All the worksheet contents are saved in the XLSX/XLSM file normally with no encryption.
How do we know?
We made an Excel file with a hidden worksheet and password protected the structure. Then opened up the XLSX file to look at the XML contents (all modern Office documents are ZIP files with a bundle of XML files inside).
Here’s the hidden & password protected worksheet file \xl\worksheets\sheet2.xml. The single cell contents ‘5678’ is there for all to see despite the password protection.
/xl/workbook.xml controls the visibility of the worksheets, note the ‘ state=”hidden” ‘ setting for one <sheet ….
The password appears to be in the same file and is the only part that is encrypted, using SHA-512.
Unprotecting a worksheet without the password is quite easy.
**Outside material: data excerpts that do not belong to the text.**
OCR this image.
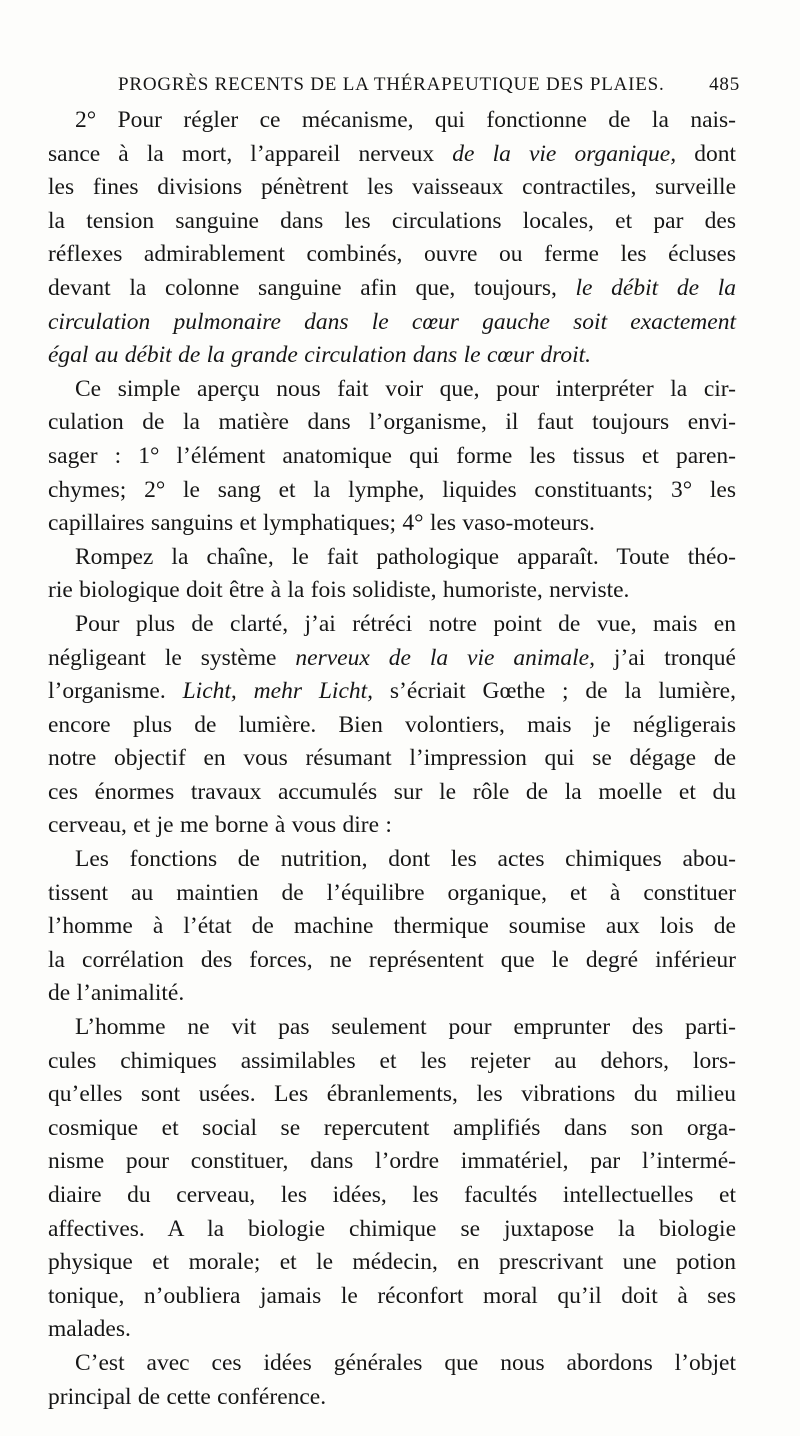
PROGRÈS RECENTS DE LA THÉRAPEUTIQUE DES PLAIES. 485
2° Pour régler ce mécanisme, qui fonctionne de la nais-
sance à la mort, l’appareil nerveux de la vie organique, dont
les fines divisions pénètrent les vaisseaux contractiles, surveille
la tension sanguine dans les circulations locales, et par des
réflexes admirablement combinés, ouvre ou ferme les écluses
devant la colonne sanguine afin que, toujours, le débit de la
circulation pulmonaire dans le cœur gauche soit exactement
égal au débit de la grande circulation dans le cœur droit.
Ce simple aperçu nous fait voir que, pour interpréter la cir-
culation de la matière dans l’organisme, il faut toujours envi-
sager : 1° l’élément anatomique qui forme les tissus et paren-
chymes; 2° le sang et la lymphe, liquides constituants; 3° les
capillaires sanguins et lymphatiques; 4° les vaso-moteurs.
Rompez la chaîne, le fait pathologique apparaît. Toute théo-
rie biologique doit être à la fois solidiste, humoriste, nerviste.
Pour plus de clarté, j’ai rétréci notre point de vue, mais en
négligeant le système nerveux de la vie animale, j’ai tronqué
l’organisme. Licht, mehr Licht, s’écriait Gœthe ; de la lumière,
encore plus de lumière. Bien volontiers, mais je négligerais
notre objectif en vous résumant l’impression qui se dégage de
ces énormes travaux accumulés sur le rôle de la moelle et du
cerveau, et je me borne à vous dire :
Les fonctions de nutrition, dont les actes chimiques abou-
tissent au maintien de l’équilibre organique, et à constituer
l’homme à l’état de machine thermique soumise aux lois de
la corrélation des forces, ne représentent que le degré inférieur
de l’animalité.
L’homme ne vit pas seulement pour emprunter des parti-
cules chimiques assimilables et les rejeter au dehors, lors-
qu’elles sont usées. Les ébranlements, les vibrations du milieu
cosmique et social se repercutent amplifiés dans son orga-
nisme pour constituer, dans l’ordre immatériel, par l’intermé-
diaire du cerveau, les idées, les facultés intellectuelles et
affectives. A la biologie chimique se juxtapose la biologie
physique et morale; et le médecin, en prescrivant une potion
tonique, n’oubliera jamais le réconfort moral qu’il doit à ses
malades.
C’est avec ces idées générales que nous abordons l’objet
principal de cette conférence.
There are free tools to do it like Password Protection Remover Pro or you can ‘DIY’ by opening up the XLXS/XLXM file and editing the workbook.xml file directly.
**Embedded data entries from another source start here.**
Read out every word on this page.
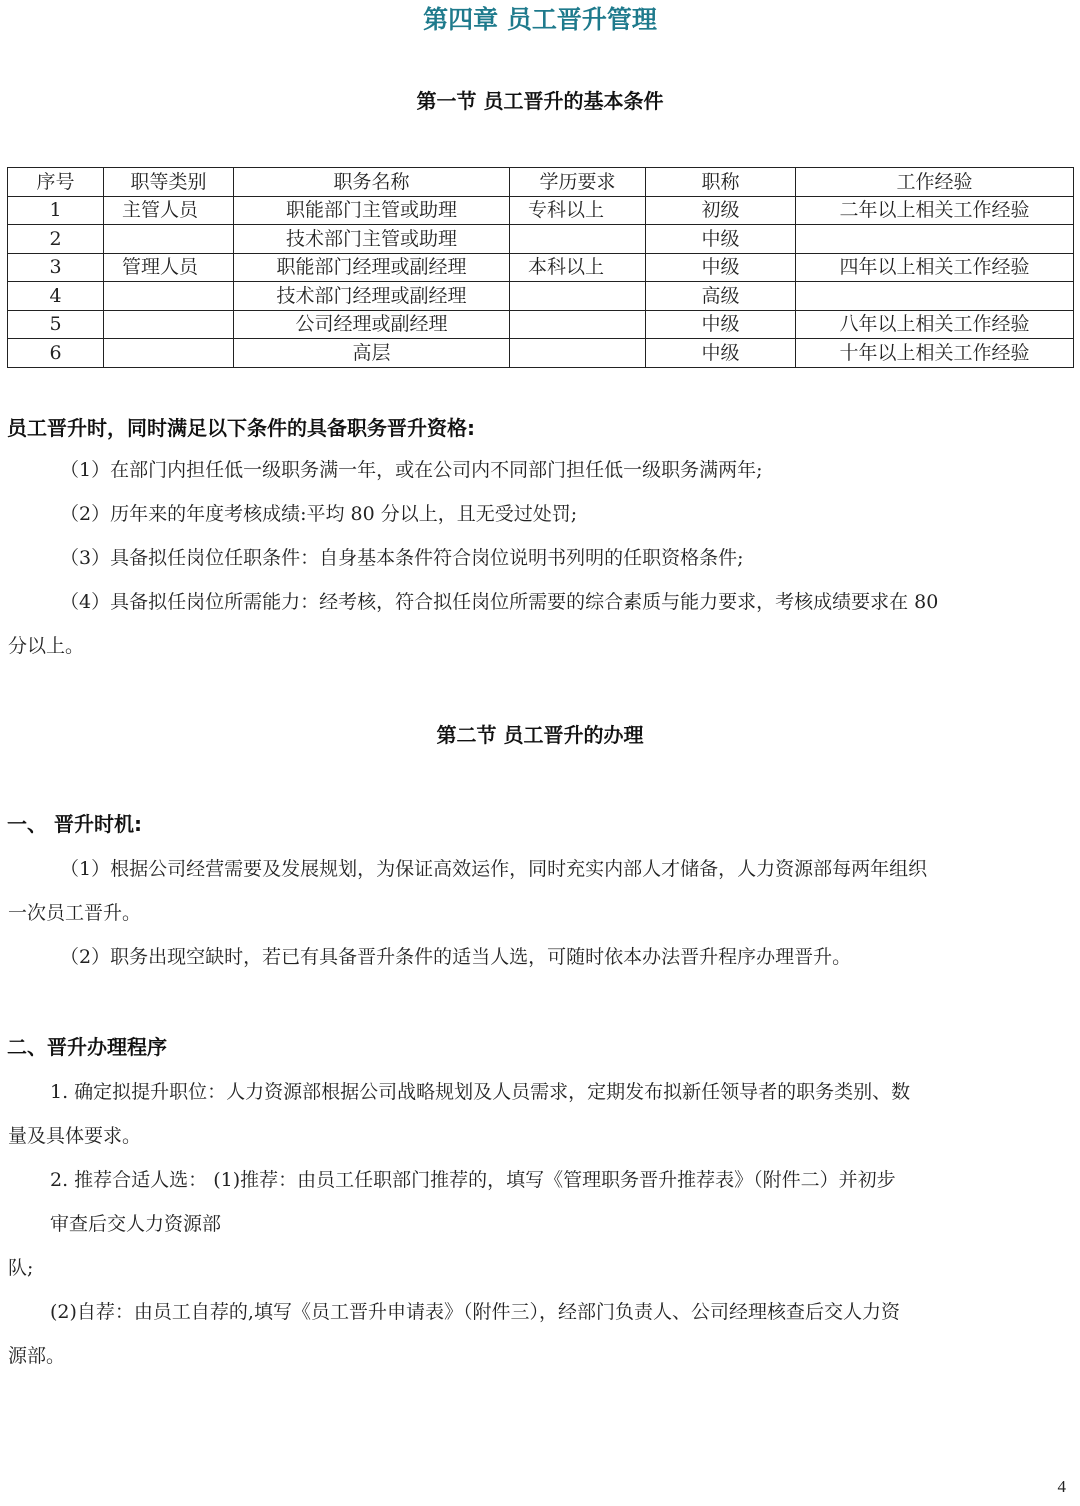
第四章 员工晋升管理
第一节 员工晋升的基本条件
序号	职等类别	职务名称	学历要求	职称	工作经验
1	主管人员	职能部门主管或助理	专科以上	初级	二年以上相关工作经验
2		技术部门主管或助理		中级	
3	管理人员	职能部门经理或副经理	本科以上	中级	四年以上相关工作经验
4		技术部门经理或副经理		高级	
5		公司经理或副经理		中级	八年以上相关工作经验
6		高层		中级	十年以上相关工作经验
员工晋升时，同时满足以下条件的具备职务晋升资格:
（1）在部门内担任低一级职务满一年，或在公司内不同部门担任低一级职务满两年;
（2）历年来的年度考核成绩:平均 80 分以上，且无受过处罚;
（3）具备拟任岗位任职条件：自身基本条件符合岗位说明书列明的任职资格条件;
（4）具备拟任岗位所需能力：经考核，符合拟任岗位所需要的综合素质与能力要求，考核成绩要求在 80
分以上。
第二节 员工晋升的办理
一、 晋升时机:
（1）根据公司经营需要及发展规划，为保证高效运作，同时充实内部人才储备，人力资源部每两年组织
一次员工晋升。
（2）职务出现空缺时，若已有具备晋升条件的适当人选，可随时依本办法晋升程序办理晋升。
二、晋升办理程序
1. 确定拟提升职位：人力资源部根据公司战略规划及人员需求，定期发布拟新任领导者的职务类别、数
量及具体要求。
2. 推荐合适人选： (1)推荐：由员工任职部门推荐的，填写《管理职务晋升推荐表》（附件二）并初步
审查后交人力资源部
队;
(2)自荐：由员工自荐的,填写《员工晋升申请表》（附件三），经部门负责人、公司经理核查后交人力资
源部。
4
Compare that to a fully protected Excel workbook which can’t be opened without a password. The entire file is encrypted.
Protecting a workbook is different from protecting a sheet/tab
To be fair to Microsoft, there’s nothing in their documentation to suggest that Protecting a worksheet with a password is encrypting it.
However, many people would assume that using a password in modern Office apps meant some level of encryption.
After all, Protecting a whole workbook is Encryption to a high level (Microsoft 365 uses AES-256). But Protecting a worksheet is not encrypted at all.
A good rule of thumb is whether the password is optional or not. If the password is optional (e.g. Protecting a worksheet) there’s no encryption.